Binstead Binsted Binsteed family genealogyBinstead Binsted Binsteed family genealogyBinstead Binsted Binsteed family genealogy
Binstead Binsted Binsteed family genealogy

 

A brief biography of Richard Binstead including
his contracting of Goodpasture's Syndrome

Chapter 1 - Beginnings

Richard Stephen Binstead, Inspector, Royal Hong Kong Police, 1971Born at 02:00 on Friday 27 December 1946 at Chiswick Hospital, Mddx during the coldest winter for over 50 years. "Then on 20 January...the blizzards began to sweep in across the country again and again through the rest of January and on through the coldest February for 300 years. In the hills nearly a third of the sheep perished. In East Anglia the snowdrifts piled and piled to a height of fourteen feet. Off the Norfolk coast ice-floes eerily transformed the North Sea into a semblance of the Arctic." ("The Lost Victory" by Corelli Barnet p.199).  During infancy, he had a near fatal bout of gastro-enteritis.  From birth to 1948 he lived in flats at 76 Ormonde Court, Upper Richmond Road, Putney, London SW15.  From 1948 to 1965 he lived at 8 Queensberry House, Friars Lane, Richmond, Surrey, a block of retirement flats built on the site of the garden of the old Richmond Palace.  (Historical note: in Elizabethan times, there was an attempt to establish a silk industry in England and mulberry trees were planted for the silkworms.  One of these trees, or a descendant, still stood in the garden of the flats, hence their name, along with odd pieces of weather-worn statuary hiding in the bushes).  During childhood he contracted both chickenpox and measles.

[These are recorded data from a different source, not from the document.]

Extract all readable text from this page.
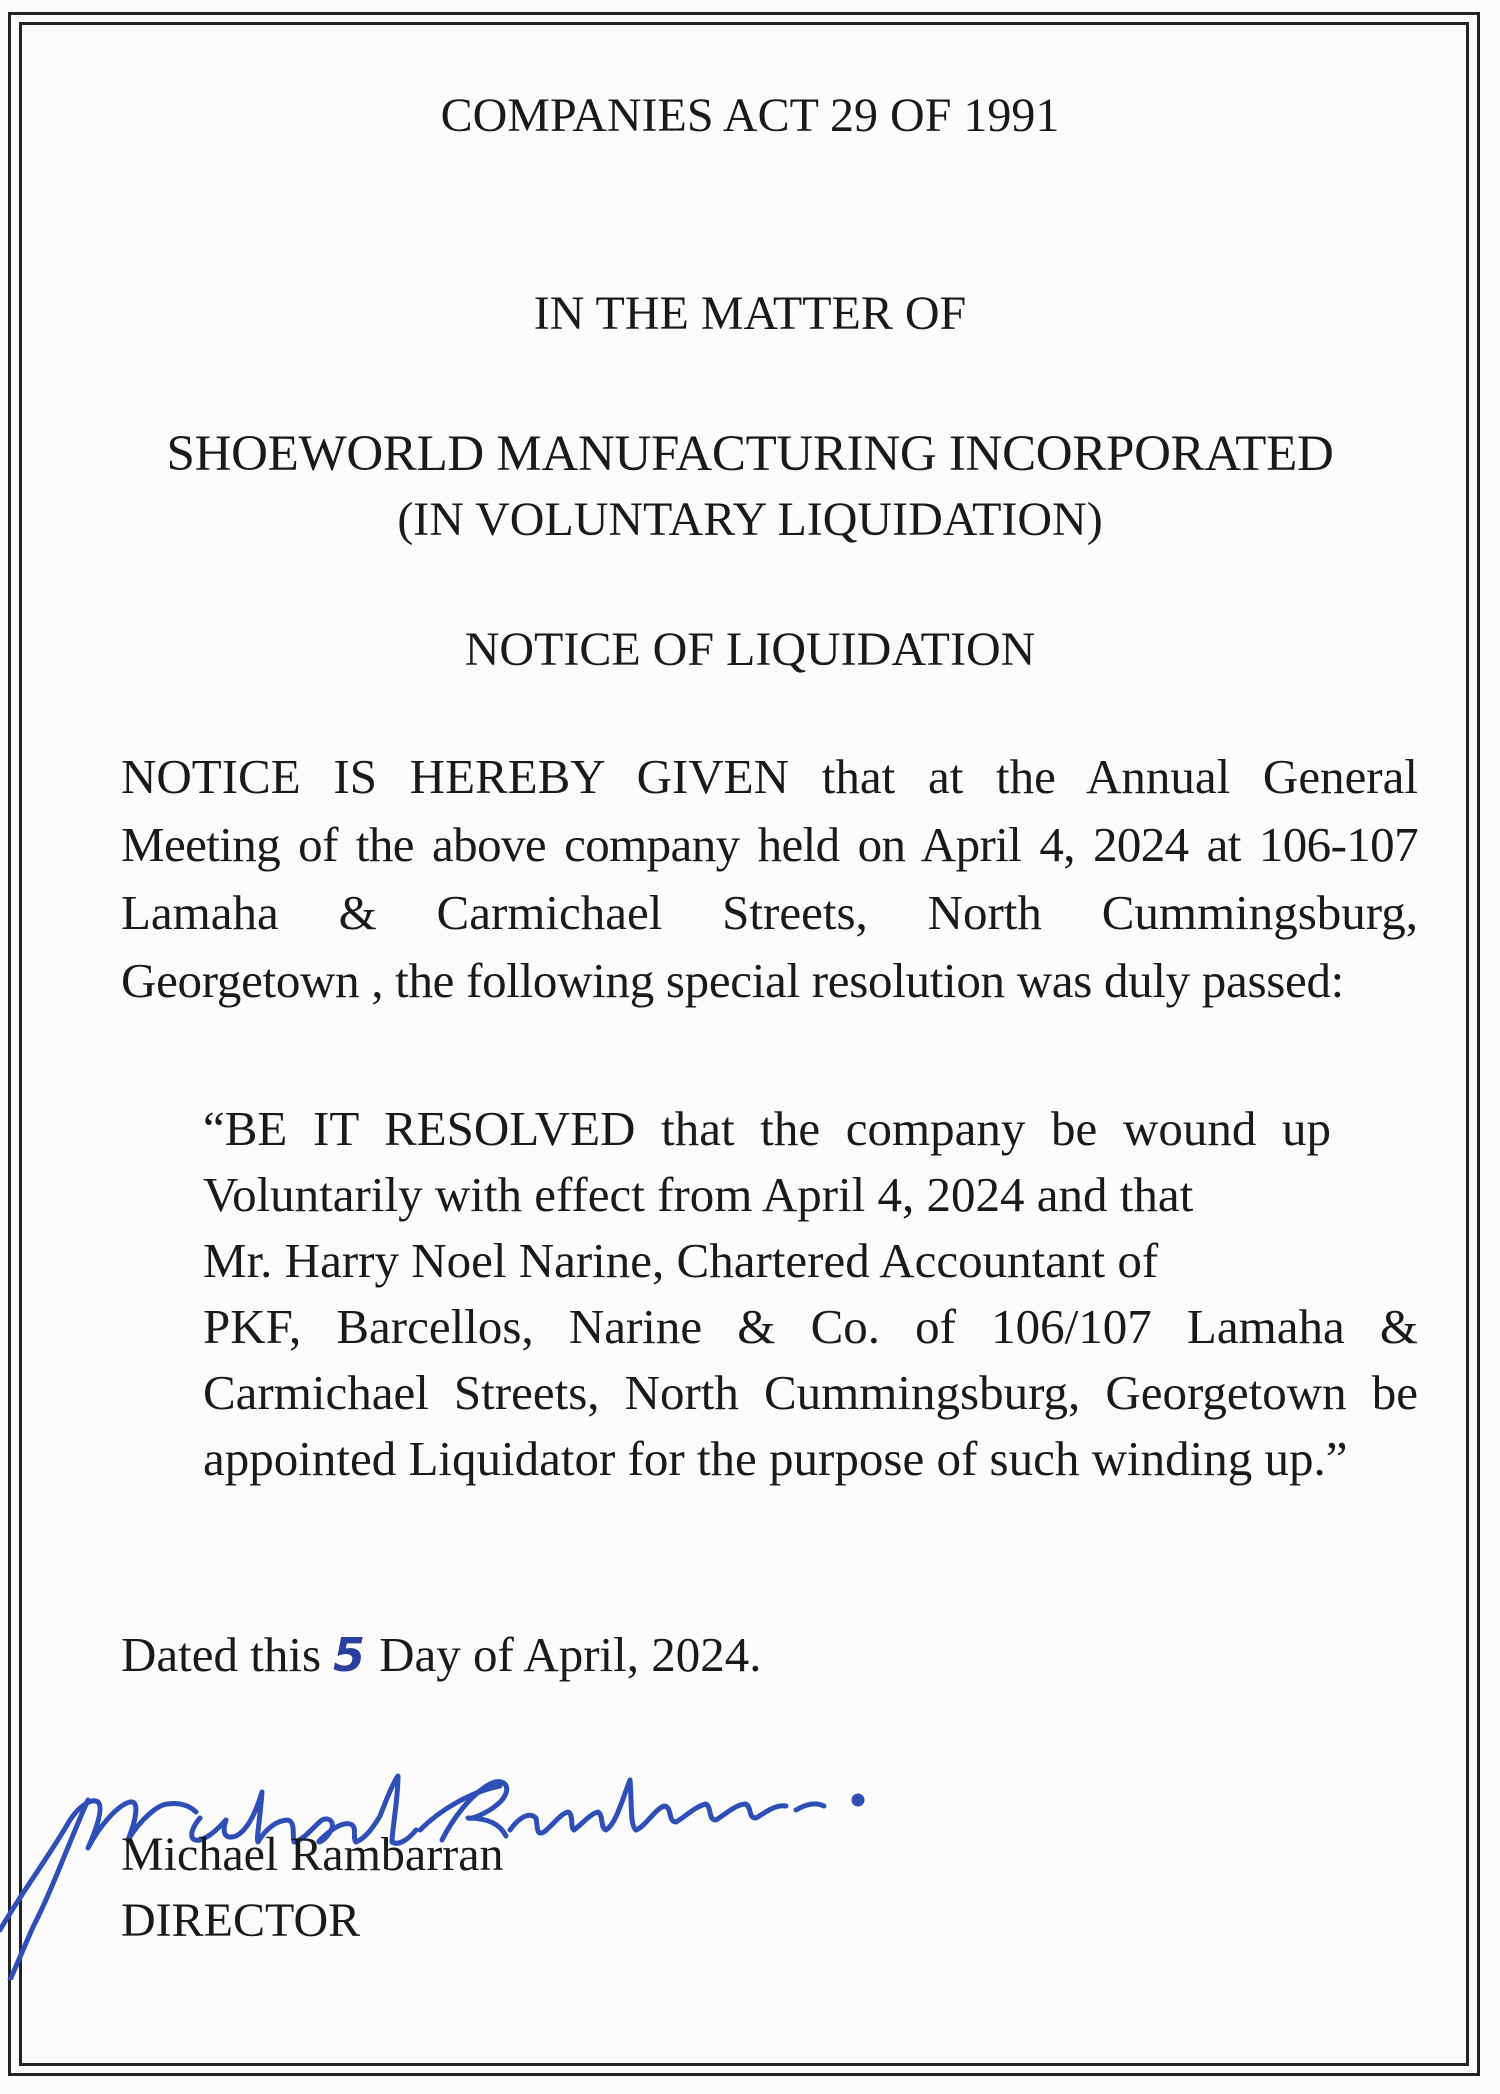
COMPANIES ACT 29 OF 1991
IN THE MATTER OF
SHOEWORLD MANUFACTURING INCORPORATED
(IN VOLUNTARY LIQUIDATION)
NOTICE OF LIQUIDATION
NOTICE IS HEREBY GIVEN that at the Annual General
Meeting of the above company held on April 4, 2024 at 106-107
Lamaha & Carmichael Streets, North Cummingsburg,
Georgetown , the following special resolution was duly passed:
“BE IT RESOLVED that the company be wound up
Voluntarily with effect from April 4, 2024 and that
Mr. Harry Noel Narine, Chartered Accountant of
PKF, Barcellos, Narine & Co. of 106/107 Lamaha &
Carmichael Streets, North Cummingsburg, Georgetown be
appointed Liquidator for the purpose of such winding up.”
Dated this 5 Day of April, 2024.
Michael Rambarran
Michael Rambarran
DIRECTOR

He was educated at Broomfield House School, Kew, Surrey; the Lycée Français de Londres, South Kensington, London (because his mother was a francophile and it had not occurred to her that, not understanding French, he would be unlikely to learn much); the Duff-Miller Learning Academy, South Kensington (a cramming establishment to try and recover from the standstill his education had come to while at the Lycée) and from 1955 to 1964 at St Edmunds School, Canterbury, Kent, the smallest and one of the academically poorest public schools in England.

The selection of this pathetic establishment, which was in any case beyond the means of his parents (and was indeed at the end paid for by one of his uncles), was based on two criteria: from his mother’s point of view it was a public school, which she considered absolutely essential, and it played football which satisfied his father.  He played wicket keeper for the junior school cricket 1st XI.  In senior school he played hockey for the 2nd XI.  He once came second in the school cross-country run and twice won the event.  He left school with 2 General Certificate of Education "Advanced" and 6 "Ordinary" levels and no career ideas (or real qualifications) whatsoever and applied for a short-service commission in the Army.

He attended a selection course at the Regular Commissions Board at Westbury in Wiltshire and failed (“We find you to be intelligent and clear thinking but too quiet…”), which was probably a blessing in disguise as subsequent contacts with the intellectually enervating and tradition- and class-bound army were to show.  In 1965 he started work as a clerk in the stationery store of Caltex Services Ltd, Knightsbridge Green, London SW1, the European purchasing offices of the oil giant.  From 1965 to 1966 he lived at 5 Ralston Street, Chelsea, London, following the eviction of the family from Queensberry House.  From 1965 to 1966 he worked as a general accident insurance clerk with the Commercial Union, Law Courts Branch, Chichester House, High Holborn, London WC1 and started studying part-time for the Associate of the Chartered Insurance Institute qualification.